Le prime parole che ha voluto pronunciare Ivanov, il presidente uscente, nei confronti di Papa Francesco sono di elogio. «Siamo riconoscenti per il supporto continuo dato alla nostra integrazione in Europa e, in generale, al progresso del nostro Paese. Le eccellenti relazioni bilaterali fondano sulla centenaria fiducia e sul rispetto che il popolo della Macedonia nutre nei riguardi della Santa Sede». Il presidente ammette che in questo momento «la società macedone è profondamente divisa e il Paese macedone è profondamente ferito da promesse non mantenute, aspettative incompiute e la scarsa fiducia nella comunità internazionale. I decenni di blocco imposto al nostro cammino verso l’Europa hanno portato a una crisi politica e morale che ha ridotto la nostra immunità spirituale ed eroso i valori veri e duraturi». Poi fa un accenno ai contrasti inter religiosi tra la Croce e la Mezzaluna, «la chiesa e la moschea sono usati in maniera impropria come confini e fortezze per contrassegnare e difendere territori immaginari.
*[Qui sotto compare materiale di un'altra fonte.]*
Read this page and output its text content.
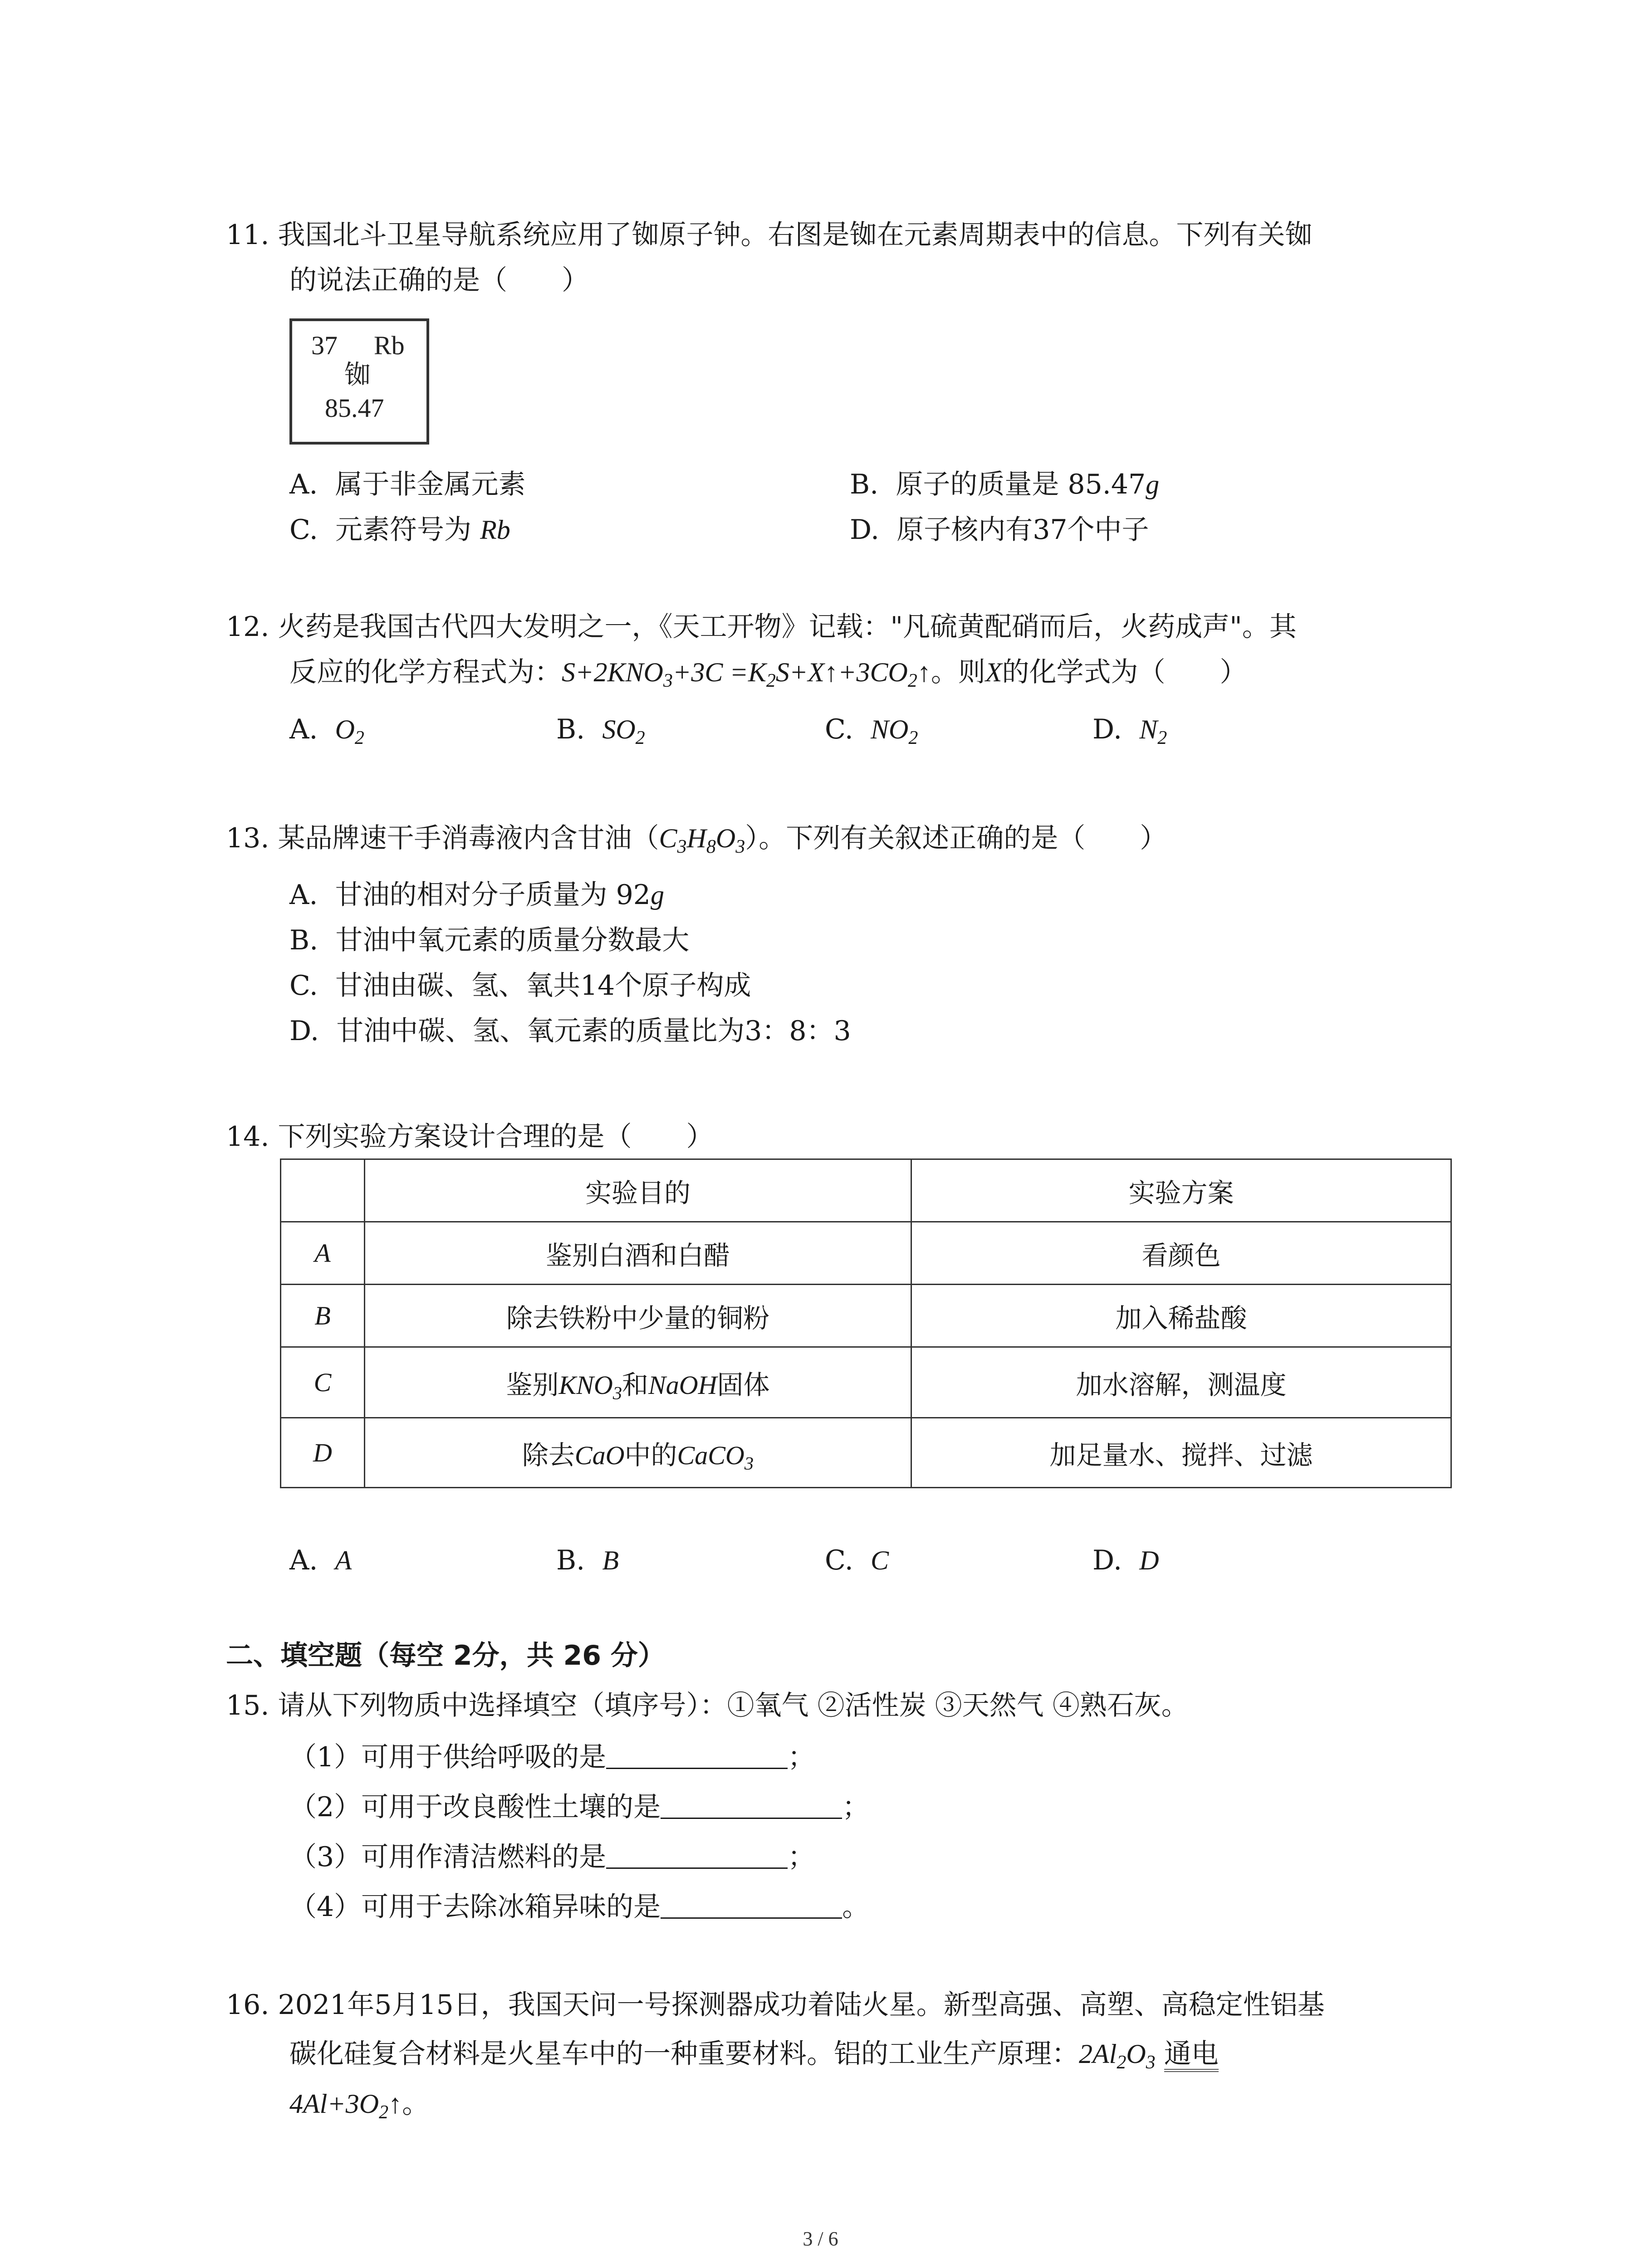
11. 我国北斗卫星导航系统应用了铷原子钟。右图是铷在元素周期表中的信息。下列有关铷
的说法正确的是（　　）
37 Rb
铷
85.47
A. 属于非金属元素	B. 原子的质量是 85.47g
C. 元素符号为 Rb	D. 原子核内有37个中子
12. 火药是我国古代四大发明之一，《天工开物》记载："凡硫黄配硝而后，火药成声"。其
反应的化学方程式为：$S+2KNO_3+3C$ $=K_2S+X↑+3CO_2↑$。则X的化学式为（　　）
A. $O_2$	B. $SO_2$	C. $NO_2$	D. $N_2$
13. 某品牌速干手消毒液内含甘油$(C_3H_8O_3)$。下列有关叙述正确的是（　　）
A. 甘油的相对分子质量为 92g
B. 甘油中氧元素的质量分数最大
C. 甘油由碳、氢、氧共14个原子构成
D. 甘油中碳、氢、氧元素的质量比为3：8：3
14. 下列实验方案设计合理的是（　　）
	实验目的	实验方案
A	鉴别白酒和白醋	看颜色
B	除去铁粉中少量的铜粉	加入稀盐酸
C	鉴别$KNO_3$和NaOH固体	加水溶解，测温度
D	除去CaO中的CaCO$_3$	加足量水、搅拌、过滤
A. A	B. B	C. C	D. D
二、填空题（每空 2分，共 26 分）
15. 请从下列物质中选择填空（填序号）：①氧气 ②活性炭 ③天然气 ④熟石灰。
（1）可用于供给呼吸的是	；
（2）可用于改良酸性土壤的是	；
（3）可用作清洁燃料的是	；
（4）可用于去除冰箱异味的是	。
16. 2021年5月15日，我国天问一号探测器成功着陆火星。新型高强、高塑、高稳定性铝基
碳化硅复合材料是火星车中的一种重要材料。铝的工业生产原理：$2Al_2O_3$ 通电
$4Al+3O_2↑$。
3 / 6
Sembra che dimentichiamo che siamo tutti un popolo, a prescindere dalla nostra fede».
È la prima volta che un Papa si reca nella Repubblica della Macedonia del Nord. L'occasione ufficiale è festeggiare il 25esimo anniversario dell’allacciamento delle relazioni diplomatiche con la Santa Sede, che furono stabilite pochi anni dopo l’indipendenza, avvenuta nel settembre del 1991.
Davati al memoriale di Madre Teresa di Calcutta che nacque in un sobborgo di Skopje nel 1910 col nome di Anjezë Gonxha Bojaxhiu, il Papa ha invitato i macedoni ad essere «giustamente fieri di questa grande donna. Vi esorto a continuare a lavorare con impegno, dedizione e speranza affinché i figli e le figlie di questa terra possano, sul suo esempio, scoprire, raggiungere e maturare la vocazione che Dio ha sognato per loro».